I'm confused about the meaning of evaluating vector-Jacobian-products when the vector used for the VJP is a non-identity row vector. My question pertains to vector-valued functions, not scalar functions like loss. I will show a concrete example using Python and JAX but this is a very general question about reverse-mode automatic differentiation.
Consider this simple vector-valued function for which the Jacobian is trivial to write down analytically:
from jax.config import config
config.update("jax_enable_x64", True)
import jax.numpy as jnp
from jax import vjp, jacrev
# Define a vector-valued function (3 inputs --> 2 outputs)
def vector_func(args):
x,y,z = args
a = 2*x**2 + 3*y**2 + 4*z**2
b = 4*x*y*z
return jnp.array([a, b])
# Define the inputs
x = 2.0
y = 3.0
z = 4.0
# Compute the vector-Jacobian product at the fiducial input point (x,y,z)
val, func_vjp = vjp(vector_func, (x, y, z))
print(val)
# [99,96]
# now evaluate the function returned by vjp along with basis row vectors to pull out gradient of 1st and 2nd output components
v1 = jnp.array([1.0, 0.0]) # pulls out the gradient of the 1st component wrt the 3 inputs, i.e., first row of Jacobian
v2 = jnp.array([0.0, 1.0]) # pulls out the gradient of the 1st component wrt the 3 inputs, i.e., second row of Jacobian
gradient1 = func_vjp(v1)
print(gradient1)
# [8, 18, 32]
gradient2 = func_vjp(v2)
print(gradient2)
# [48,32,24]
That much makes sense to me -- we're separately feeding [1,0] and [0,1] to vjp_func to respectively get the first and second rows of the Jacobian evaluated at our fiducial point (x,y,z)=(2,3,4).

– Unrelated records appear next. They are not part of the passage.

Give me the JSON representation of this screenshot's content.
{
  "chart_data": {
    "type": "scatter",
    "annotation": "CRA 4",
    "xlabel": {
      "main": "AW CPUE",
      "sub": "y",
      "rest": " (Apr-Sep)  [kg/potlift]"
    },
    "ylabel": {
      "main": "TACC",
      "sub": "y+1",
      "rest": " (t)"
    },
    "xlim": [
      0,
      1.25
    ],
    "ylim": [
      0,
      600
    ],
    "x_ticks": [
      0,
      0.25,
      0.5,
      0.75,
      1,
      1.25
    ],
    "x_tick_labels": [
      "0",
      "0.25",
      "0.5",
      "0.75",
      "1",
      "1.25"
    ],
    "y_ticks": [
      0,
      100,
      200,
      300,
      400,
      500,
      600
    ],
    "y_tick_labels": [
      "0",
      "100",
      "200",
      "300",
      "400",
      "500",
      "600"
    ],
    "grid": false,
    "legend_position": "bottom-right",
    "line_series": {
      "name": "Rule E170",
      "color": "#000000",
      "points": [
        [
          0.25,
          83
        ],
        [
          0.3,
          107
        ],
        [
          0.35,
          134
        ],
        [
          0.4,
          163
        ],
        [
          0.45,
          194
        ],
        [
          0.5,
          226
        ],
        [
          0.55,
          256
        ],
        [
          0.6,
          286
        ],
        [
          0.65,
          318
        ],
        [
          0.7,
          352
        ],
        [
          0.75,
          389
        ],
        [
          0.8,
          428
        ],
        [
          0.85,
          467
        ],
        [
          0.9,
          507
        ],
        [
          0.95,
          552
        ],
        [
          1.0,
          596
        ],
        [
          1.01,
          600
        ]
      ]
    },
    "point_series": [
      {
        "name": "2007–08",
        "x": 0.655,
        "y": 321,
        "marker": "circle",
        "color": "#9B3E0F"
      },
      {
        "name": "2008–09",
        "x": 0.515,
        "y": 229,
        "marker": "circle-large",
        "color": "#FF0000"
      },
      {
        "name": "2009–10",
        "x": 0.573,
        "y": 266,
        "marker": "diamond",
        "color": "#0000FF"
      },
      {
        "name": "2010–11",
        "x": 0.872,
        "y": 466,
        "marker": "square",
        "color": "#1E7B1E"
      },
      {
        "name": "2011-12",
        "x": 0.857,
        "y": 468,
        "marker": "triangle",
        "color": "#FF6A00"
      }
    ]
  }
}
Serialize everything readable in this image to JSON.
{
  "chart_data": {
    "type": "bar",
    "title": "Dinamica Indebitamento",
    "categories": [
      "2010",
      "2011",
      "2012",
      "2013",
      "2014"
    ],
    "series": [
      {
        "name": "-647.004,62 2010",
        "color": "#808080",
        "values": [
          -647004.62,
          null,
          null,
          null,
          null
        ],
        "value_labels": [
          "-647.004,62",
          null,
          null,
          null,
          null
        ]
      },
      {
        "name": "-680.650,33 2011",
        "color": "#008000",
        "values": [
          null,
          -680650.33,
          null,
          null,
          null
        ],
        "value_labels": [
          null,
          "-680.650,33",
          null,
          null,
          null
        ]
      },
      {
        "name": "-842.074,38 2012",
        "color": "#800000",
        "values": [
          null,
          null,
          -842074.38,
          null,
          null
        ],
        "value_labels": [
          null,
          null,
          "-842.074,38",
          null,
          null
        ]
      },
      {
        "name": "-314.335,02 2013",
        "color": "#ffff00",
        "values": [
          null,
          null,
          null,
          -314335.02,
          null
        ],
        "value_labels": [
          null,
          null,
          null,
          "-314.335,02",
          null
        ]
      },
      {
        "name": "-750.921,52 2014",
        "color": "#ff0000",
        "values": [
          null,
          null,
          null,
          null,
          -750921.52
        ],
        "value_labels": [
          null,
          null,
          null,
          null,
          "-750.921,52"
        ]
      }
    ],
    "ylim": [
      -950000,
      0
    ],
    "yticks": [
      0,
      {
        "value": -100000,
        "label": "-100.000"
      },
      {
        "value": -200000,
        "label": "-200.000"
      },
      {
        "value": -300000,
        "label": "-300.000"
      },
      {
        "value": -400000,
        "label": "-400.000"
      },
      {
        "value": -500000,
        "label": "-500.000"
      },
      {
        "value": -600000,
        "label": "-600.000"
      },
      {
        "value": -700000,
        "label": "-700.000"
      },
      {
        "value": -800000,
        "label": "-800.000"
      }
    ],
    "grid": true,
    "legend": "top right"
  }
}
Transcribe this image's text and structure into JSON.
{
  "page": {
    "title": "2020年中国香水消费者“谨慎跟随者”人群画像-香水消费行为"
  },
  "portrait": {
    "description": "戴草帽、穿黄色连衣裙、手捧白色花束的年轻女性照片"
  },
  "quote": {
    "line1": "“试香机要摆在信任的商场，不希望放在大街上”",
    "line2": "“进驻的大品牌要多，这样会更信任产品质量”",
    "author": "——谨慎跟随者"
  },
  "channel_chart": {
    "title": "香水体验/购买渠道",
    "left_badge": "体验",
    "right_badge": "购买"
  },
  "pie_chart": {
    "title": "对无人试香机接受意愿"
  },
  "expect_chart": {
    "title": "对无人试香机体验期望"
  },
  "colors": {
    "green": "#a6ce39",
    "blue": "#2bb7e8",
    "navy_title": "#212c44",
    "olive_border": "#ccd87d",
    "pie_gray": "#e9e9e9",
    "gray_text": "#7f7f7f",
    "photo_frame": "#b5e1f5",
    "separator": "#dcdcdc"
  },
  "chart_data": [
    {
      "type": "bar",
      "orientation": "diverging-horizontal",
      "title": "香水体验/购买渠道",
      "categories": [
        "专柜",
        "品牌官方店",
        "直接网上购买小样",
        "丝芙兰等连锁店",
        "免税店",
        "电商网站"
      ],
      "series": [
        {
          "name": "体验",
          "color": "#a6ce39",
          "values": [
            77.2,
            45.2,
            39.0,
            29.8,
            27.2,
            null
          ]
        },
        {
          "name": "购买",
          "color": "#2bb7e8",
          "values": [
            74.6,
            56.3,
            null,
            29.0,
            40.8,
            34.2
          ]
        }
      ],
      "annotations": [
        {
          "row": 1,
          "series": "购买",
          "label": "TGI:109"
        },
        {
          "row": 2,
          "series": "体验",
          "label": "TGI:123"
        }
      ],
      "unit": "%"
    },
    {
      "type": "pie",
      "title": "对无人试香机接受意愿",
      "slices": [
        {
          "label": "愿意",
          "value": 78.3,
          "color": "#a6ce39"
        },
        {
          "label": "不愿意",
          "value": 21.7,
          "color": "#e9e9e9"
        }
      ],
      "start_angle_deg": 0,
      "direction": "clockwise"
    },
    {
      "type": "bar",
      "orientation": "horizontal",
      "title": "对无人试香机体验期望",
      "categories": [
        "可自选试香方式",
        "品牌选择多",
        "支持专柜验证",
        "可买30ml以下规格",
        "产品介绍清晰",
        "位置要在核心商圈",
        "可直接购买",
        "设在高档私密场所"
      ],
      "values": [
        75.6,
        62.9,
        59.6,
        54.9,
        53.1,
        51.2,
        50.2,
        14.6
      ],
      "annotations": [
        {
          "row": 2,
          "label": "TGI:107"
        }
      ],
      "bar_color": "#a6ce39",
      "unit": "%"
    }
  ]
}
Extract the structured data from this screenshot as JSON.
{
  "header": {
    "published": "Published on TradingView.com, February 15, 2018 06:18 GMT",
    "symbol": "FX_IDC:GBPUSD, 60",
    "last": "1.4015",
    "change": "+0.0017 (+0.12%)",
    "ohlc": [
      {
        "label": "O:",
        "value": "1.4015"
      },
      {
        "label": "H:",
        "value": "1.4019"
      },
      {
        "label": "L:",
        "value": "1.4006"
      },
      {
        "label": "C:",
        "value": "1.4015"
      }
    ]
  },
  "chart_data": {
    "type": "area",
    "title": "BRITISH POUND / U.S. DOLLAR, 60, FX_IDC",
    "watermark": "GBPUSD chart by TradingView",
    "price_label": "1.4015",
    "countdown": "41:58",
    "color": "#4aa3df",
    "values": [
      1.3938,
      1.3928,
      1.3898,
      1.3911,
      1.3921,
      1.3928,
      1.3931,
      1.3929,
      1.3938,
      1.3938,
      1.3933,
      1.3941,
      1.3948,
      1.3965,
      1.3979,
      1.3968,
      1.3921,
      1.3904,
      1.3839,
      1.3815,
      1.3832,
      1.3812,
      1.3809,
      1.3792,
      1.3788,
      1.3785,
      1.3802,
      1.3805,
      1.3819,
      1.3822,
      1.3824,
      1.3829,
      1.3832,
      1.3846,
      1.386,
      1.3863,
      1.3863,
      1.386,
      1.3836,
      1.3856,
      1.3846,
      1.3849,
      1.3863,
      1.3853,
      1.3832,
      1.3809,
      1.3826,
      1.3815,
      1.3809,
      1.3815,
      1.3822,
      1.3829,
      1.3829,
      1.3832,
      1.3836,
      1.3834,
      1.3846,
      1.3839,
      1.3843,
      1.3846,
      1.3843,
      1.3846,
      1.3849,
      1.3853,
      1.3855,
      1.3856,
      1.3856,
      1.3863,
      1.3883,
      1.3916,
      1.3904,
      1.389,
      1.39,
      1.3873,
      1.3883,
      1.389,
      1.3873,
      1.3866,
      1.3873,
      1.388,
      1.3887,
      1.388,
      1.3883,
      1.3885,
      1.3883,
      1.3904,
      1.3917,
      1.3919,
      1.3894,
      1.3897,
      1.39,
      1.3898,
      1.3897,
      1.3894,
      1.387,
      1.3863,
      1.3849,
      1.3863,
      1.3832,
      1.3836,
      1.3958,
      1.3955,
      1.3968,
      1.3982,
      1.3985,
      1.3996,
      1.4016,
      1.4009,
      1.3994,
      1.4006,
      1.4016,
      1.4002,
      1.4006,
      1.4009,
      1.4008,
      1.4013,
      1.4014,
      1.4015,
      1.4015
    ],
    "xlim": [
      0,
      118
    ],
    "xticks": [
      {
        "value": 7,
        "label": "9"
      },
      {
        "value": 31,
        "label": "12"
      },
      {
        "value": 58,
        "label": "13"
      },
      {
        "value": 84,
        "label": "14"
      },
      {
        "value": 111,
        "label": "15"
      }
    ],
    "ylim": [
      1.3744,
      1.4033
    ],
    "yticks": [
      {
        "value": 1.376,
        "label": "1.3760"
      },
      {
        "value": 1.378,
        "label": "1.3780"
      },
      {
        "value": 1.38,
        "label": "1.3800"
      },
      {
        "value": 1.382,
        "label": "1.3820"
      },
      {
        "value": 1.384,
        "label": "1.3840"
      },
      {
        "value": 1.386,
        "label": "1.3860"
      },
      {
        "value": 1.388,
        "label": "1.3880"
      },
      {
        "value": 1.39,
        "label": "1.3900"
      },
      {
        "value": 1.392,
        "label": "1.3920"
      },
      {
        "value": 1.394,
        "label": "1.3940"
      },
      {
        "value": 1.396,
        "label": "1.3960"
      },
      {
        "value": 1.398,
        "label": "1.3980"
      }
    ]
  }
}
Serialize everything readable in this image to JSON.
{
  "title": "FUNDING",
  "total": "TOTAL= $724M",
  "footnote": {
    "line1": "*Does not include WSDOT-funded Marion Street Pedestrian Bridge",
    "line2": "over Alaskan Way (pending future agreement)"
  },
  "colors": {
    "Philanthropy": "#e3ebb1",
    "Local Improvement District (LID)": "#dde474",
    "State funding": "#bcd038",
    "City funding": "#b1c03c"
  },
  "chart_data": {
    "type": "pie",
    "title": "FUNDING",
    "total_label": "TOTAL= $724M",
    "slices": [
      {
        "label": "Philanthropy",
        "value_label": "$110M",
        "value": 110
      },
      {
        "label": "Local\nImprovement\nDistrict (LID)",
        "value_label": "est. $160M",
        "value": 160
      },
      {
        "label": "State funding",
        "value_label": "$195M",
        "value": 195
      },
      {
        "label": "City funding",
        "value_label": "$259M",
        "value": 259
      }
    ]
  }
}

But now what if we fed vjp_func a non-identity row vector like [2,0]? Is this asking how the fiducial (x,y,z) would need to be perturbed to double the first component of the output? If so, is there a way to see this by evaluating vector_func at the perturbed parameter values?
I tried but I'm not sure:
# suppose I want to know what perturbations in (x,y,z) cause a doubling of the first output and no change in second output component
print(func_vjp(jnp.array([2.0,0.0])))
# [16,36,64]
### Attempts to use the output of vjp_func to verify that val becomes [99*2, 96]
### none of these work
print(vector_func([16,36,64]))
# [20784, 147456]
print(vector_func([x*16,y*36,z*64])
# [299184., 3538944.]
What am I doing wrong in using the output of func_vjp to modify the fiducial parameters (x,y,z) and feed those back into vector_func to verify indeed that those parameter perturbations double the first component of the original output and leave the second component unchanged?